'Some turn out for a team that didn't win': Huge welcome for Cork's hurling heroes at Páirc homecoming

The crowd who turned out to welcome home the Cork senior hurling All Ireland finalists at SuperValu Páirc Uí Chaoimh. Picture: Eddie O'Hare


It very much a family audience, and some of the younger members turned cartwheels and did handstands on the edges of the crowd, while other smallies, armed with hurleys, bate sliotars at each other, perhaps dreaming of taking to the stage themselves some time in the early 2040s.

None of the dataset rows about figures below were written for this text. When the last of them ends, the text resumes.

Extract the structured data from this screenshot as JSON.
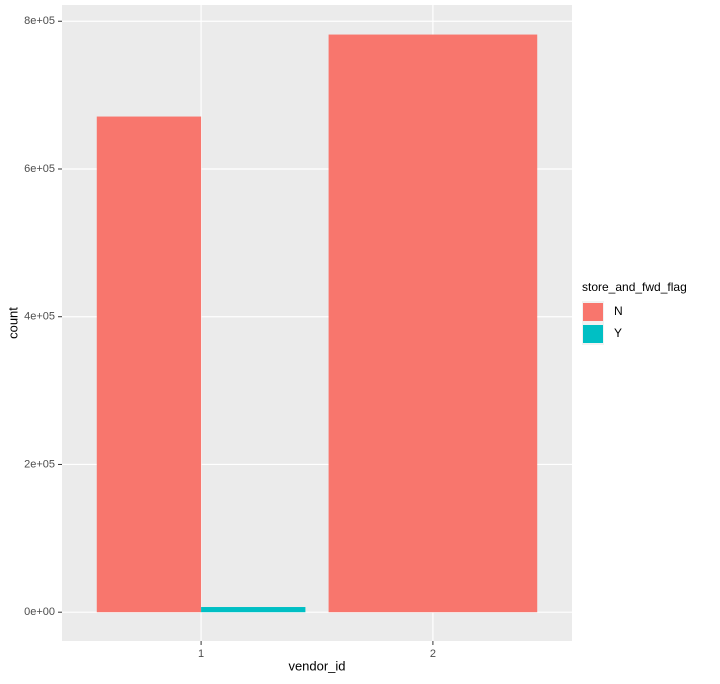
{
  "chart_data": {
    "type": "bar",
    "x_label": "vendor_id",
    "y_label": "count",
    "categories": [
      "1",
      "2"
    ],
    "series": [
      {
        "name": "N",
        "color": "#f8766d",
        "values": [
          671000,
          782000
        ]
      },
      {
        "name": "Y",
        "color": "#00bfc4",
        "values": [
          7000,
          null
        ]
      }
    ],
    "legend_title": "store_and_fwd_flag",
    "legend": "right",
    "ylim": [
      -39000,
      822000
    ],
    "yticks": [
      {
        "value": 0,
        "label": "0e+00"
      },
      {
        "value": 200000,
        "label": "2e+05"
      },
      {
        "value": 400000,
        "label": "4e+05"
      },
      {
        "value": 600000,
        "label": "6e+05"
      },
      {
        "value": 800000,
        "label": "8e+05"
      }
    ],
    "grid": true
  }
}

Some 7,000 tickets had been sold for the homecoming at what was for some a controversial €4 a head, and with the crowd covering about half the pitch, unofficial GAA estimates suggested the turnout was somewhere a little north of that figure, with no-one turned away at the gates.
More than 15,000 tickets had been distributed free of charge for Sunday’s Rebels’ Fanzone at SuperValu Páirc Uí Chaoimh, and only 8,000 people had shown up, leaving some of those who couldn’t get tickets feeling hard done by.
When asked whether donating that €4 a head fee to a local charity might have eased some of the controversy, one GAA member, speaking anonymously, said that all the volunteers running Monday evening’s event surely deserved to be fed for their troubles.
Sunday’s Well fans Anna Campbell Toner (8) and her brother Dylan (7) weren’t too troubled by the entry fee, and thought the homecoming was brilliant. They hadn’t watched Sunday’s match, but they did catch the highlights and both thought the Rebels' Return was fantastic.
“We love the atmosphere and the music, it’s really good,” Anna said.

Dylan said he was particularly glad that one particular rule, advertised in advance, had been relaxed on the evening.
“We also thought that under-16s couldn’t go, so it’s really good that we got to come,” Dylan said.
Mella Fitzgerald was one of the mammies in the crowd, and she said she has long done her bit for the Rebel County.
She and her family had been in Páirc Uí Chaoimh the day before to watch the All-Ireland in the Rebel Fanzone too.
“That was fabulous. Apart from the final result,” she said.

James O’Connor, Fianna Fáil TD for Cork East, said everyone in SuperValu Uí Chaoimh was very proud of the Cork hurlers after what he called “an astronomical game of hurling” on Sunday.
“A huge number of the players come from across east Cork, and I’m particularly proud of my cousin, Seamus Harnedy, my former schoolmate, Declan Dalton, and so many of the other players, not alone in east Cork, but right around the county,” the Cork East TD said.
There was music before and after the team took to the stage, and it added immeasurably to the atmosphere in the build-up.
The Frank and Walters were as great as they always are, but it was only when they launched into ‘After All’ that the audience really got into it, perhaps a testament as much to the influence of local Young Offenders made good, Conor MacSweeney and Jock O’Keeffe, as to the enduring power of Cork’s favourite long-time purveyors of indie love songs.
Still, ‘After All’ was the perfect lead-in to the team taking the stage, and after all the speeches were done, and in a lovely touch, John Spillane sang ‘The Banks’, leading into ‘The Boys of Fair Hill’ and his own song ‘The March of the Cherry Trees’.
“Well done, everyone, well done,” indeed.